Pitchfork is so over now.
Admittedly this may seem like a weak example. However, I’d say it’s actually pretty plain meta-marketing to build her brand as self-aware and in on the joke but also down to market herself. In other words, she wants you to know she has a marketing team.
Technically, that site was made by fans and not released by Drake. But it was heavily associated with the release of the album with fans making tons of memes with that generator.
To Charli’s credit, Brat has mostly been a solo branding effort thus far. But then again, would you get a Brat smoothie at Erewhon if it dropped?

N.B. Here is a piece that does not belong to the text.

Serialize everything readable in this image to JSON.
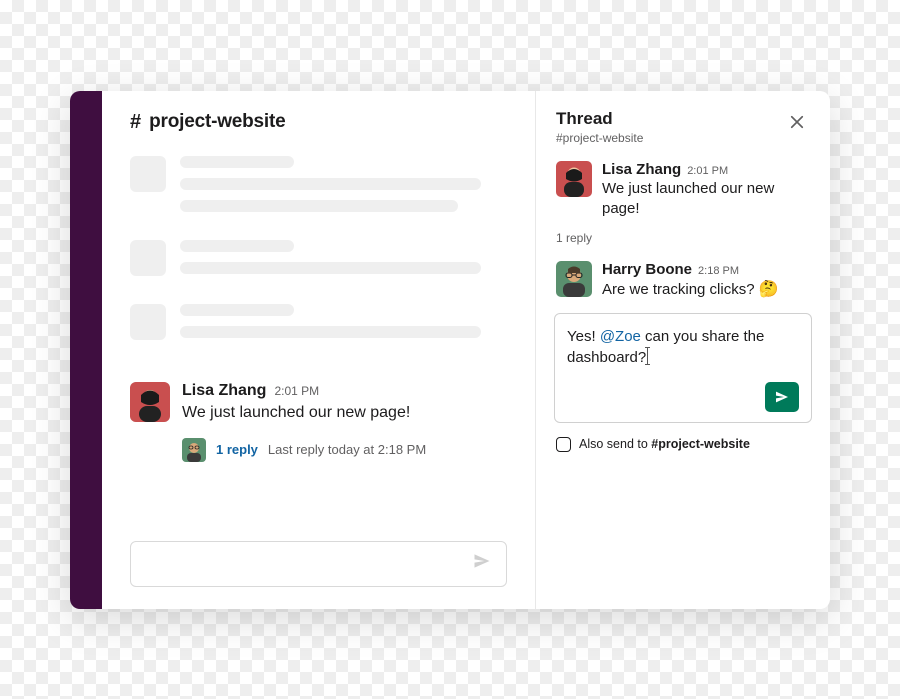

That will seemingly forever be Taylor Swift who “blocked” Charli from going number one on the UK Charts: https://www.huffpost.com/entry/taylor-swift-billie-eilish-charli-xcx_n_667206abe4b0502eac64e36f
Granted, this may not be a new phenomenon at all.
Brand ≠ Campaign
She was mentioned on at least two of the fifteenish “Out in 2024” lists that dirtmag made, and I thought that was funny.